Slurm Batch System
The Slurm system manages the department batch queue. Slurm runs jobs on the departmental and research compute nodes.
For a video lecture discussing the CS Cluster and slurm, visit the Cluster Class link.
You can also access the repository directly at the following location:
The CS Slurm setup organizes compute resources into two queues.
- The compsci queue contains all the nodes with access to the department NFS filesystem where most user home and project directories live. If unsure, use the compsci queue.
- The GPU hosts are in the compsci-gpu queue. Please do not submit general batch jobs here as they should be reserved for GPU computing.
An additional queues exist to hold computers owned by specific research groups.
- Donald Lab users can use the grisman queue for priority access to the grisman cluster.
- Sam Wiseman's group can use the nlplab or wiseman partitions for priority access.
- Michael Reiter's group can use the skynet partition for priority access to the skynet cluster.
- Lisa Will's group can use the wills partition for priority access to the wills cluster.
- Bhuwan Dhingra's group can use the nlplab or bhuwan partitions for priority access.
- Cynthia Rudin's group can use the rudin partition for priority access.
In order to submit to the research partitions users will either need to specify the account to use:
sbatch -A PARTITIONNAME ....
or switch their default account
sacctmgr modify user NetID set DefaultAccount=PARTITIONNAME
All interation with the queuing system must be done from one of the cluster head nodes. To access the head nodes, ssh to login.cs.duke.edu using your NetID and NetID password.
For the basics of Slurm operation, please see the following links
Job scripts
All jobs submitted to Slurm must be shell scripts, and must be submitted from one of the cluster head nodes. Slurm will scan the script text for option flags. The same flags can be on the srun command or embedded in the script. Lines in the script beginning with #SBATCH will be interpretted as containing slurm flags.
The following job runs the program hostname. The script passes slurm the -D flag to run the job in the current working directory where sbatch was executed. This is the equivalent of running: sbatch -D . job.sh.
#!/bin/sh #SBATCH --time=1 hostname
Defaults
By default, each job will get a default time limit of 4 days, and 30G of memory per node. If you need more, you will need to specify that in the parameters for the batch script.

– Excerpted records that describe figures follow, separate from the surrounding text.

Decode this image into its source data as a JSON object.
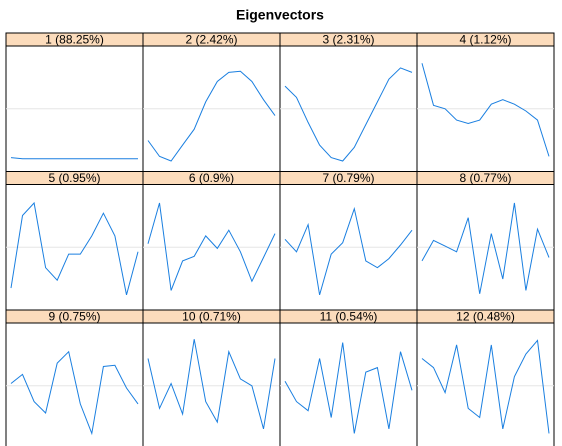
{
  "chart_data": {
    "type": "line",
    "title": "Eigenvectors",
    "color": "#1a7fe0",
    "strip_color": "#fcdcbc",
    "ylim": [
      -0.5,
      0.5
    ],
    "hline": 0,
    "panels": [
      {
        "name": "1 (88.25%)",
        "values": [
          -0.43,
          -0.44,
          -0.44,
          -0.44,
          -0.44,
          -0.44,
          -0.44,
          -0.44,
          -0.44,
          -0.44,
          -0.44,
          -0.44
        ]
      },
      {
        "name": "2 (2.42%)",
        "values": [
          -0.28,
          -0.42,
          -0.46,
          -0.32,
          -0.18,
          0.06,
          0.24,
          0.32,
          0.33,
          0.24,
          0.08,
          -0.06
        ]
      },
      {
        "name": "3 (2.31%)",
        "values": [
          0.2,
          0.1,
          -0.12,
          -0.32,
          -0.43,
          -0.46,
          -0.34,
          -0.14,
          0.06,
          0.26,
          0.36,
          0.32
        ]
      },
      {
        "name": "4 (1.12%)",
        "values": [
          0.4,
          0.03,
          0,
          -0.1,
          -0.13,
          -0.1,
          0.04,
          0.08,
          0.04,
          -0.02,
          -0.1,
          -0.42
        ]
      },
      {
        "name": "5 (0.95%)",
        "values": [
          -0.36,
          0.28,
          0.39,
          -0.18,
          -0.29,
          -0.06,
          -0.06,
          0.1,
          0.3,
          0.1,
          -0.42,
          -0.04
        ]
      },
      {
        "name": "6 (0.9%)",
        "values": [
          0.03,
          0.39,
          -0.38,
          -0.12,
          -0.08,
          0.1,
          -0.01,
          0.15,
          -0.04,
          -0.3,
          -0.09,
          0.12
        ]
      },
      {
        "name": "7 (0.79%)",
        "values": [
          0.07,
          -0.04,
          0.2,
          -0.42,
          -0.06,
          0.04,
          0.34,
          -0.12,
          -0.18,
          -0.1,
          0.02,
          0.15
        ]
      },
      {
        "name": "8 (0.77%)",
        "values": [
          -0.12,
          0.06,
          0.01,
          -0.04,
          0.26,
          -0.41,
          0.12,
          -0.28,
          0.39,
          -0.38,
          0.16,
          -0.09
        ]
      },
      {
        "name": "9 (0.75%)",
        "values": [
          0.02,
          0.1,
          -0.14,
          -0.24,
          0.2,
          0.3,
          -0.16,
          -0.42,
          0.17,
          0.18,
          -0.02,
          -0.16
        ]
      },
      {
        "name": "10 (0.71%)",
        "values": [
          0.24,
          -0.2,
          0.02,
          -0.25,
          0.41,
          -0.14,
          -0.32,
          0.3,
          0.06,
          0,
          -0.38,
          0.24
        ]
      },
      {
        "name": "11 (0.54%)",
        "values": [
          0.04,
          -0.14,
          -0.22,
          0.24,
          -0.28,
          0.38,
          -0.42,
          0.12,
          0.16,
          -0.38,
          0.3,
          -0.04
        ]
      },
      {
        "name": "12 (0.48%)",
        "values": [
          0.24,
          0.16,
          -0.06,
          0.36,
          -0.2,
          -0.28,
          0.36,
          -0.38,
          0.08,
          0.28,
          0.4,
          -0.42
        ]
      }
    ]
  }
}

scontrol show partition compsci PartitionName=compsci AllowGroups=ALL AllowAccounts=ALL AllowQos=ALL AllocNodes=ALL Default=YES QoS=N/A DefaultTime=4-00:00:00 DisableRootJobs=NO ExclusiveUser=NO GraceTime=0 Hidden=NO MaxNodes=UNLIMITED MaxTime=90-00:00:00 MinNodes=1 LLN=NO MaxCPUsPerNode=UNLIMITED Nodes=linux[1-50] PriorityJobFactor=1 PriorityTier=1 RootOnly=NO ReqResv=NO OverSubscribe=NO OverTimeLimit=NONE PreemptMode=REQUEUE State=UP TotalCPUs=1600 TotalNodes=50 SelectTypeParameters=NONE DefMemPerNode=30000 MaxMemPerNode=UNLIMITED
Examples
List running jobs
squeue
List jobs belonging to a user
squeue -A user
List running jobs
squeue -u user -t RUNNING
List compute partitions
sinfo
List compute nodes
sinfo -N
Show a node's resource attributes
sinfo -Nel
Submit a job
sbatch script.sh
Interactive session on a GPU host
srun -p compsci-gpu --gres=gpu:1 --pty bash -i
Detailed job information
scontrol show jobid -dd jobid
Using an OR constraint to select between multiple GPUs
sbatch -p compsci-gpu --constraint="2080rtx|k80”
Request a specific type and number of GPU(s)

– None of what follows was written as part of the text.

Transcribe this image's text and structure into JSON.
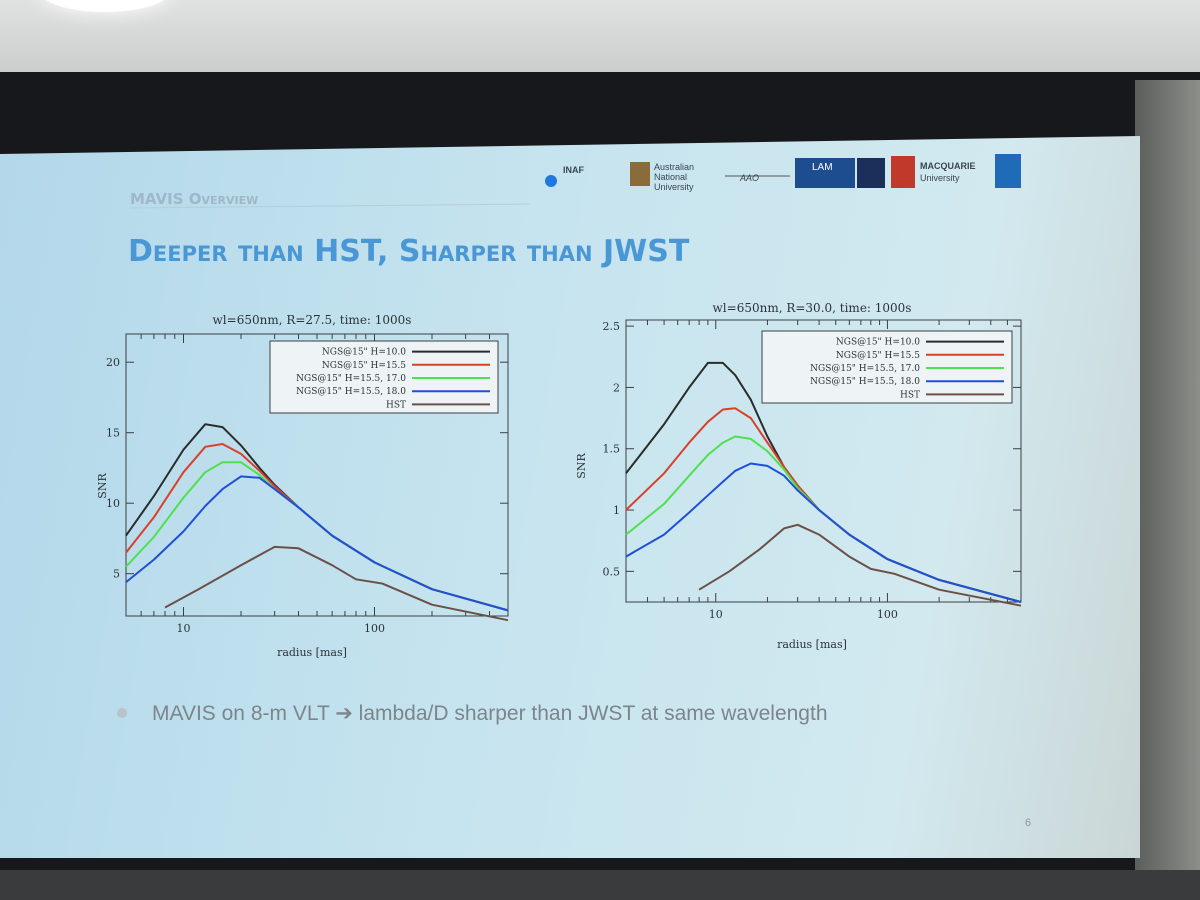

sbatch -p compsci-gpu --gres=gpu:2080rtx:1
Direct a job to a linux41 where the GPU has 10G of RAM while passing the GPU_SET variable 2 to pass to program
export GPU_SET=2;sbatch -w linux41 --mem-per-gpu=10g -p compsci-gpu job.sh
Delete a job
scancel jobid
Here is a sample script. This script will run in the compsci partition
#!/bin/csh -f
#SBATCH --mem=1G
#SBATCH --output=matlab.out
#SBATCH --error=slurm.err
matlab -nodisplay myfile.m
Please be aware that compute cluster machines are not backed up. Users should copy any important data to filesystems that are backed up to avoid losing data. In addition, try to be cognizant that this is a shared resource. Please minimize the network traffic for shared resources like disk space. If you need to read and write lots of data, please copy that to local disks, compute the results, and store the results on longer term storage.